Thanks for the clarification. Question. Do you know if the oppo has a powered USB port? It would be nice to not have the unit plugged into an electrical outlet especially if one free electrical slot is not available.


----------



## Todd Anderson (Jul 24, 2009)

Peter Loeser said:


> edit: it looks like the original version _only_ worked with MHL ports, whereas this new one can work with a standard HDMI port (if also connected to a powered USB port). The original one did not come with a remote either.


Correct! :T


----------



## Peter Loeser (Aug 11, 2012)

tripplej said:


> Thanks for the clarification. Question. Do you know if the oppo has a powered USB port? It would be nice to not have the unit plugged into an electrical outlet especially if one free electrical slot is not available.


I tested the USB port on my BDP-103 using the transmitter end of the wireless HDMI system I am reviewing (Nyrius Aries Prime) and it works. The dongle (transmitter) end has an HDMI connection and a mini USB input for power - very similar to the Roku. I think this setup should work for the BDP-103 + Roku as well.


----------



## yluko (Dec 6, 2012)

On these things how much difference does proc speed really make? I mean they are light years ahead of what cable boxes ran on years ago even at low end models so I am just curious if it really makes much of a difference.


----------



## typ44q (Apr 7, 2008)

yluko said:


> On these things how much difference does proc speed really make? I mean they are light years ahead of what cable boxes ran on years ago even at low end models so I am just curious if it really makes much of a difference.

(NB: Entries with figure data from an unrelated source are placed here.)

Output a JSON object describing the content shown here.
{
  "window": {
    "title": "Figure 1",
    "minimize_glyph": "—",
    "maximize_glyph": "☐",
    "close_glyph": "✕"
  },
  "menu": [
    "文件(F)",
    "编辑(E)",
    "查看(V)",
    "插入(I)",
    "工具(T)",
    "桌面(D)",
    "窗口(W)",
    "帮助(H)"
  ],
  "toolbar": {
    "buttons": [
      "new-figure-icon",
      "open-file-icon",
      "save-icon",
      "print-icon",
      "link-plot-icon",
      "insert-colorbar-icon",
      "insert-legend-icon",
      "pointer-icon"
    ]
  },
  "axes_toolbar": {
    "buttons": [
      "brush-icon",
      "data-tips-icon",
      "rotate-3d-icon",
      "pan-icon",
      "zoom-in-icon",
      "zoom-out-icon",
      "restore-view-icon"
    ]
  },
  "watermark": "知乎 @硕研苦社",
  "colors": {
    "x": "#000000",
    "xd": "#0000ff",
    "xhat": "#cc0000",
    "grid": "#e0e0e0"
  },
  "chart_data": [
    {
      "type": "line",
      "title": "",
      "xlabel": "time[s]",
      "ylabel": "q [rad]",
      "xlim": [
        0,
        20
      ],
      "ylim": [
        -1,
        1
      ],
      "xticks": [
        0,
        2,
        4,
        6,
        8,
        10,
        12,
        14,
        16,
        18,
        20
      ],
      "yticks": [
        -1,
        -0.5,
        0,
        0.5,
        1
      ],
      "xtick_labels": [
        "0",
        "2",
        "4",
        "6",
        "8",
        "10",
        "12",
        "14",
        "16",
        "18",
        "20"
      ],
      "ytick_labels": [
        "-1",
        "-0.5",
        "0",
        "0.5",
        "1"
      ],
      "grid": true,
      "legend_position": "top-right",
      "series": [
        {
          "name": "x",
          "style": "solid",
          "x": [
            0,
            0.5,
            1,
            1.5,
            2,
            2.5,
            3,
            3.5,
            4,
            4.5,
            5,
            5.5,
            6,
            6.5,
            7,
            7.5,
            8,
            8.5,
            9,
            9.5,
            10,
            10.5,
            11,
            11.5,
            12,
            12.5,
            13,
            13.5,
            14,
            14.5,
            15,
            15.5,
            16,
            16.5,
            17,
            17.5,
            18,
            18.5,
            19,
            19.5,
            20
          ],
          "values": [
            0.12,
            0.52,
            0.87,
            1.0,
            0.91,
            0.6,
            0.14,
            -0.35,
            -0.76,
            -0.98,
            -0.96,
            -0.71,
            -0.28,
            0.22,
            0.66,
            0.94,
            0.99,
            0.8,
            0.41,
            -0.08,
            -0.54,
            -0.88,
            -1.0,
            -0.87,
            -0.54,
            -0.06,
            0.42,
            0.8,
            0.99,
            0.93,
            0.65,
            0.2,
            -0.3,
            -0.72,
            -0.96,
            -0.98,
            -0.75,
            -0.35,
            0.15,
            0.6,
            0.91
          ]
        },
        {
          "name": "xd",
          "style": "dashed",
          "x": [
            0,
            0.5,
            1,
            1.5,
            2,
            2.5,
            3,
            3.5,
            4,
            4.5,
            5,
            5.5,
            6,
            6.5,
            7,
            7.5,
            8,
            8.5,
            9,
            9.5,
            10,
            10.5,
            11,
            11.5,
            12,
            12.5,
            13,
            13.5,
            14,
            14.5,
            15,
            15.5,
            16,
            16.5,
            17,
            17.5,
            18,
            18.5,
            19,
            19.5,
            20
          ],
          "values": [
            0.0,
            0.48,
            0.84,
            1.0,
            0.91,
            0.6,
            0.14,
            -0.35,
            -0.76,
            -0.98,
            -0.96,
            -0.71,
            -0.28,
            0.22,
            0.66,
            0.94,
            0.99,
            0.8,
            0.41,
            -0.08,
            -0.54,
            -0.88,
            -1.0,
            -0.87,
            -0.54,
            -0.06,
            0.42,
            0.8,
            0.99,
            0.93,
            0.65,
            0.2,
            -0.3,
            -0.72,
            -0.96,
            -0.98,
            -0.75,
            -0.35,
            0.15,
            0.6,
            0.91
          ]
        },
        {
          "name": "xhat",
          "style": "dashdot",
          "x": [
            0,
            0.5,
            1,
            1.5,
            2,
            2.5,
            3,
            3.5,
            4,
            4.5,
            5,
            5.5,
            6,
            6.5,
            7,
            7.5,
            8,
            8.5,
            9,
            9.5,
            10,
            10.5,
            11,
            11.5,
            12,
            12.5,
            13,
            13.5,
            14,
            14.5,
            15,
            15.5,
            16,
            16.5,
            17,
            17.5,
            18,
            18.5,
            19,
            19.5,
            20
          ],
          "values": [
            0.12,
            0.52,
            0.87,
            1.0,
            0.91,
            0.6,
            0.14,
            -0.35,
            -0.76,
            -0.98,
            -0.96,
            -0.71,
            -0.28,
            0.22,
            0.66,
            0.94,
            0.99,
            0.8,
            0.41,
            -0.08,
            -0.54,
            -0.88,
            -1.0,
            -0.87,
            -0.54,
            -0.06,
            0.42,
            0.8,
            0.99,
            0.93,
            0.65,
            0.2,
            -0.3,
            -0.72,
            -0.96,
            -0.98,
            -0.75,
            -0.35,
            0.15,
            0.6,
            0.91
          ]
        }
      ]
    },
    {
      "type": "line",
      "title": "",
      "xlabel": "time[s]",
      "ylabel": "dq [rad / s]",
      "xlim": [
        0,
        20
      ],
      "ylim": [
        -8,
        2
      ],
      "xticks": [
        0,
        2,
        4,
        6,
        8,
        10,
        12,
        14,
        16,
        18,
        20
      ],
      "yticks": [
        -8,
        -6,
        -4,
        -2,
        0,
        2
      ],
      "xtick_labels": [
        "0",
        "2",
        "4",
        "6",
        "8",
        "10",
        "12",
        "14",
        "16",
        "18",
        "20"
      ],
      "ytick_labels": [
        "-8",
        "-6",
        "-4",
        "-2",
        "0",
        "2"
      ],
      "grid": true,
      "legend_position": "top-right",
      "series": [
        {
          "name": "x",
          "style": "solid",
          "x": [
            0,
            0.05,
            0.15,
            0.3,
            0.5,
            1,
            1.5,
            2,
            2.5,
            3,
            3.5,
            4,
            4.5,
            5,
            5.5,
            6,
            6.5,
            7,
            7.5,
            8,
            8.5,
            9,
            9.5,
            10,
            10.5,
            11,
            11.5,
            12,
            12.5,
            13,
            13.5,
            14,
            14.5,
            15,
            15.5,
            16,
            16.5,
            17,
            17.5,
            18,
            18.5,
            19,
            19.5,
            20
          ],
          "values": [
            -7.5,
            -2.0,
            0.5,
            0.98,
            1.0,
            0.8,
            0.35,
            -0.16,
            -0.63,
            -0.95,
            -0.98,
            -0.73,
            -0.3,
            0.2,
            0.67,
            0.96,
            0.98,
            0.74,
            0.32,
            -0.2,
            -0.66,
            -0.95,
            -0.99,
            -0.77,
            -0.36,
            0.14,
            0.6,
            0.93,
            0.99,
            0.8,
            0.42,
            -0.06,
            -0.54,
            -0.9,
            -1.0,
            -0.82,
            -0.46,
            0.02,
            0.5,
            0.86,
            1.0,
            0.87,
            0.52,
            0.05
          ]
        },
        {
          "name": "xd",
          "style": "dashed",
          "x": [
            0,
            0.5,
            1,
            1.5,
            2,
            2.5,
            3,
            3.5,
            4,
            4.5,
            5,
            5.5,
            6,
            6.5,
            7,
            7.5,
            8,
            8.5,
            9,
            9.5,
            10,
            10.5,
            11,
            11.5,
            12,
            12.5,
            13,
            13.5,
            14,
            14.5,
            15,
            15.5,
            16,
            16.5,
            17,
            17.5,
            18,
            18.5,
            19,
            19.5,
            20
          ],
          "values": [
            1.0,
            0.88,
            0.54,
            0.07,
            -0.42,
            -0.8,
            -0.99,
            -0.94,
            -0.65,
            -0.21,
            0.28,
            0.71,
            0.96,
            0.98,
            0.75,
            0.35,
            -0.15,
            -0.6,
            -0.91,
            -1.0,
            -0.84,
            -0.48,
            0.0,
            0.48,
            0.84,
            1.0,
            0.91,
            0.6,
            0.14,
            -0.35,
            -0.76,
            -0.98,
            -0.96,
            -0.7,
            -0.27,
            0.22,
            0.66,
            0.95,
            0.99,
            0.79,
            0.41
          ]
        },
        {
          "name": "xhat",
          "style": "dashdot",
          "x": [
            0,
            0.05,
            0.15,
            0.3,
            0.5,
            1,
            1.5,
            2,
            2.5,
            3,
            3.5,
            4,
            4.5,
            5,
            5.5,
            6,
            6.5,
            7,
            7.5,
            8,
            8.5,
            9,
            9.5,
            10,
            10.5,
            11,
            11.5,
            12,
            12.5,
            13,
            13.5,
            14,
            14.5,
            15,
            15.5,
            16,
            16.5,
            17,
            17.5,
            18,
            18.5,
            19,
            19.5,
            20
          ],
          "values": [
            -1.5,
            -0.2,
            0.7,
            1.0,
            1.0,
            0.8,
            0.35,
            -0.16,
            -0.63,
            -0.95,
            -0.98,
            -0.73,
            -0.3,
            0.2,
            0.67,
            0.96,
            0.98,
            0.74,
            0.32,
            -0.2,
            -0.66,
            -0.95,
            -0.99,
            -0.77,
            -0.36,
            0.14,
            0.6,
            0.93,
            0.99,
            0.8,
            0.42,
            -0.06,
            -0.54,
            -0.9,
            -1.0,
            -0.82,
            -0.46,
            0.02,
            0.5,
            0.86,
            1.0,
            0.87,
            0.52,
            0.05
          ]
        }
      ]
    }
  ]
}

It is not a huge difference but it is there. What you get is quicker response when going through menus and it is probably a matter of milliseconds but it is noticeable. Also the amount of graphics on devices like a Roku are much more advanced compared to cable boxes especially from years ago.


----------



## yluko (Dec 6, 2012)

gotcha thanks for letting me know  Will keep in mind when I get around to getting one. for now my ps3 does everything I want.


----------



## silkyslim (Apr 15, 2014)

I Felt the same way to but have found that the Roku offers many more channels of interest. If they can get more live sporting events game over. I have a feeling cable and sat companies will pressure espn and hang on to the non compete streaming contracts as long as they can.:unbelievable:


----------